A group of anti-WTO campaigners, with a history of lampooning free trade, have used an internet site purporting to be the WTO's own to issue a statement that the organisation is being disbanded.


Despite the name [the Yes Men] they are men and women, who describe themselves as a network of impostors

The internet site concerned is very cleverly designed to look like the WTO's one. It even uses as its address the name of the WTO's predecessor organisation, the General Agreement on Tariffs and Trade (Gatt).

A statement on the site says that current trade liberalisation rules have led to increased poverty and inequality and have eroded democratic principles - so the WTO is being disbanded and replaced by a new organisation called the Trade Regulatory Organisation.

Fake conference delegates

It is of course not true, but it has prompted the WTO to issue a statement warning journalists not to be taken in.
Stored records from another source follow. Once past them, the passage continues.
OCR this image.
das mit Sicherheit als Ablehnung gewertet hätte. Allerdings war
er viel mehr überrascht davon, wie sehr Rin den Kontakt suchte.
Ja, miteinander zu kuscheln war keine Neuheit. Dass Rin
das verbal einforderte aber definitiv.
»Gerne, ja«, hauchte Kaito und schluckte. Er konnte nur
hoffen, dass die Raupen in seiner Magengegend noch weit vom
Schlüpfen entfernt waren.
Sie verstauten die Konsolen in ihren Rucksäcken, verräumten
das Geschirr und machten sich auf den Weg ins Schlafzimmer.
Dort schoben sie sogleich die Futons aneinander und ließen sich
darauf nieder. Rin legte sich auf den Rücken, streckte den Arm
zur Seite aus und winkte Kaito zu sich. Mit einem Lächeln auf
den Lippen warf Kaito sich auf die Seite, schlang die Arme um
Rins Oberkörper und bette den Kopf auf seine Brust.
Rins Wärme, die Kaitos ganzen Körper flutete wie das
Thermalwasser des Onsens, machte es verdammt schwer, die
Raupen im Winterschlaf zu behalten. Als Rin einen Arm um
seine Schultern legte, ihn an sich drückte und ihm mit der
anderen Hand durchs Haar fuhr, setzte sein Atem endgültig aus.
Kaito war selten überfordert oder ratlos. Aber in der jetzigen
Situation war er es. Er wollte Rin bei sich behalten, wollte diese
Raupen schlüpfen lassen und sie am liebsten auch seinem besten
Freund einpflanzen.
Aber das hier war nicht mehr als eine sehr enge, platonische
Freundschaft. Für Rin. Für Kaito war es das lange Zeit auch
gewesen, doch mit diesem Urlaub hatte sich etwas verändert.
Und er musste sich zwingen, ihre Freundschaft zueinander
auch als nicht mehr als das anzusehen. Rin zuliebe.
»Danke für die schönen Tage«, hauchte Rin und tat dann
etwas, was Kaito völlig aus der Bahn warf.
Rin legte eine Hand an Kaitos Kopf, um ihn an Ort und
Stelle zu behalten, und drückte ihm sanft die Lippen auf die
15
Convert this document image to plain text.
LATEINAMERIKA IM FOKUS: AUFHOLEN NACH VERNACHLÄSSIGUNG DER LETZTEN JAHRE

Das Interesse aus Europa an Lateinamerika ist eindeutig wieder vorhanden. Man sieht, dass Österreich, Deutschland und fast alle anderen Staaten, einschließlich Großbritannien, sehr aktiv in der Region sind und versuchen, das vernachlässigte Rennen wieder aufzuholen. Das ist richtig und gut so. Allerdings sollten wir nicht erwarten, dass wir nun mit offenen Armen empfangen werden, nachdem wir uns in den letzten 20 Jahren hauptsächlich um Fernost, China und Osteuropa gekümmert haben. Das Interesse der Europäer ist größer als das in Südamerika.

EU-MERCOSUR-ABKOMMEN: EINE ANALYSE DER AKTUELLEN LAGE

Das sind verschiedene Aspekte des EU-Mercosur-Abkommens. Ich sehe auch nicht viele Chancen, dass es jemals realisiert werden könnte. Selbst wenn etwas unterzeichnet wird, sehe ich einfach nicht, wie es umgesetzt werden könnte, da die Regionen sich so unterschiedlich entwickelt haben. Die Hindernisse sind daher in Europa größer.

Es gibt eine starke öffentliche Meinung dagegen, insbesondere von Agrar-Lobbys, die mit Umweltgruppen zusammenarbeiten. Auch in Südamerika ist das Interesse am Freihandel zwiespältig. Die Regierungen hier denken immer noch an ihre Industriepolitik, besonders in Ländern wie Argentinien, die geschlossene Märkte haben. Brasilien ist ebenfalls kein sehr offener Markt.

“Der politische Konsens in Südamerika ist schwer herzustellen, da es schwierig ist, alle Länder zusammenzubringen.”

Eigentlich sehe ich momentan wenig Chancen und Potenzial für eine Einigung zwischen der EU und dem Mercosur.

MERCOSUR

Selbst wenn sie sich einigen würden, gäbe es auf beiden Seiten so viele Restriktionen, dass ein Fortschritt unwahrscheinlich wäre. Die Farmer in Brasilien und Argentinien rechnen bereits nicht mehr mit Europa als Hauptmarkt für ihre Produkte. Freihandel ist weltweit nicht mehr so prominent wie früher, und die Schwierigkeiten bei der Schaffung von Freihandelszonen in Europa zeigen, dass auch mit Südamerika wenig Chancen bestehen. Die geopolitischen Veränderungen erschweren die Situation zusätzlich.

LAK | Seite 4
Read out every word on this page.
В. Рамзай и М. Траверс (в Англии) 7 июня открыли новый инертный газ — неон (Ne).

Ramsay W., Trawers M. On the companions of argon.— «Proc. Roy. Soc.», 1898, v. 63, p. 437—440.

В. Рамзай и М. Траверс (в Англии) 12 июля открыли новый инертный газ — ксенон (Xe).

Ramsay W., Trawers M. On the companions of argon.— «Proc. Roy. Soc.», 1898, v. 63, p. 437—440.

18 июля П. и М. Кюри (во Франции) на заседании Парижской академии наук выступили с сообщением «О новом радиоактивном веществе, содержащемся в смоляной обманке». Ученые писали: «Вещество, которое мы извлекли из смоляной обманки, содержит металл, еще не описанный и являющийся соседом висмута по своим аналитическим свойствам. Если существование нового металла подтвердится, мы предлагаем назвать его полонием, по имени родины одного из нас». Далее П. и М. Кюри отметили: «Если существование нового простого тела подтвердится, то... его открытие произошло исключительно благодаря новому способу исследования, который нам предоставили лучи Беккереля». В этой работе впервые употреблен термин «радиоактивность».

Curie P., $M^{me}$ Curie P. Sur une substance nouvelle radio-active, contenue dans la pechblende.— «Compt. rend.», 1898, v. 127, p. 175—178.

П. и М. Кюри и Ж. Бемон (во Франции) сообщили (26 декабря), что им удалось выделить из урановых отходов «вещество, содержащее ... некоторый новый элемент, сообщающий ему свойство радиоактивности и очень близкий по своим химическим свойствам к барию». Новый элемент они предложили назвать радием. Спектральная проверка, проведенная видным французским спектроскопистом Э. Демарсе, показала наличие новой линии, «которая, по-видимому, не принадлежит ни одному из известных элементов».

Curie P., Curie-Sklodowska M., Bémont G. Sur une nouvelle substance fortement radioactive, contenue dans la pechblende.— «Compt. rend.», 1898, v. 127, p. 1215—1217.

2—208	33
The group behind the hoax are called the Yes Men - despite the name they are men and women, who describe themselves as a network of impostors.

Spoof page
The page mimics the WTO homepage

They have impersonated WTO officials on a number of occasions, using satire to make their criticisms. As a result of the bogus website they have received invitations to speak at conferences intended for the WTO's Director General Mike Moore.

They have replied to some by saying Mr Moore himself was unavailable but could send a substitute.

On one occasion, at a textile conference in Finland last year, the bogus WTO official making a presentation removed his clothes to reveal a golden leotard with a metre long golden phallus containing what he called video interface which could be used to deliver electric shocks to employees in the developing world not working hard enough.

A spokesman for the Yes Men said that nobody at the conference seemed to spot the hoax.

The main complaint made at the time, he said, was from a woman who said the phallus metaphor was inappropriate because women too can exploit workers.